# Paint delaminated off lure



## Bester (Dec 29, 2007)

I made some musky lures for my cousin. I shoot water based paints and clear with old Dick Nites. It seems that a fish breached the clear and the paint came off the entire lure. I dip my lures in wood hardener, put a white base coat on and go. My question is is there anything I can do to my process to keep this from happening or at least minimize this? I don't have a paint booth so going to laquer is pretty much out. Thanks for any suggestions.


----------



## muskyslayer96 (Feb 28, 2009)

Bester,

I have had similar issues in the past. I think your process is solid. I either clear spray (Crystal clear enamel) between painting layers or epoxy depending on if I'm looking for depth on the finish. This seems to help protect a bit more.

How many coats of epoxy are you using? I end up using 3-5 depending on the pattern, the extra layers really add a nice finish and seal up any missed or weak areas.

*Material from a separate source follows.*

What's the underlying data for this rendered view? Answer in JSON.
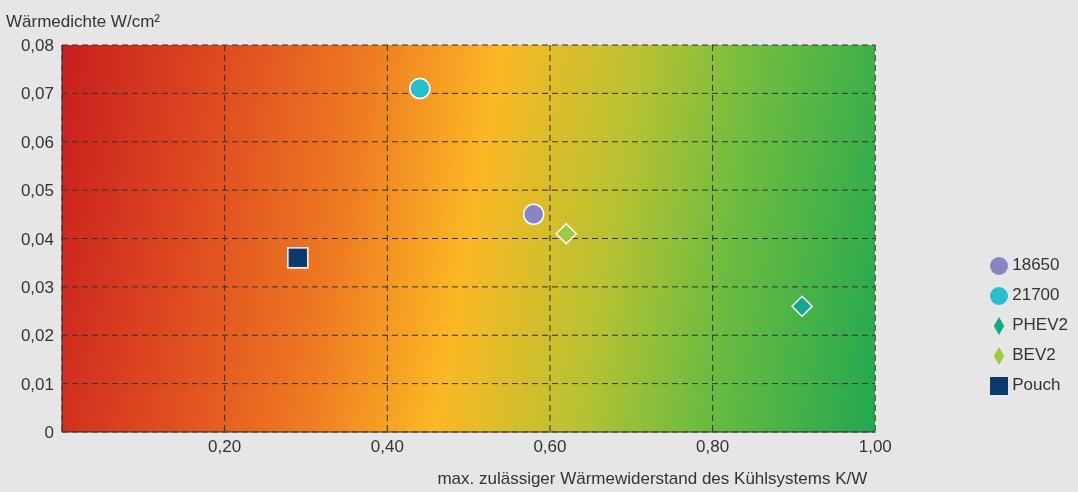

At the same time, teeth marks on my lures causing it to fail tell me I'm doing something right 

Best and Happy Holidays,

MS


----------



## Downriver Tackle (Jan 13, 2009)

Could be multiple issues compounding eachother. You have to make absolutely sure all layers of paints and sealers are completely dry before adding more, especially the wood sealer and primer/base coats. If not, you have soft paint underneath that causes too much deflection in the clear, causing it to crack and lift. Also, if not completely cured, trapped water molecules remain that wants to push it's way out of the clear and promote delamination. I cure all my layers at 140F for 20 minutes. Hot enough to drive out any water or solvent, but not too hot to warp plastics. The Dick Nites could also be an issue. I'm not a fan of using it on crankbaits. Too thin and too brittle. Remember, harder clear doesn't necessarily mean more durable on flexible or wood lures. Adding lacquer to the process is only going to make it worse. Give Envirotex a try. Bet that will make a great improvement over the DN. Much more flexible and able to absorb impact and teeth without cracking.


----------



## Bester (Dec 29, 2007)

thank you for the tips


----------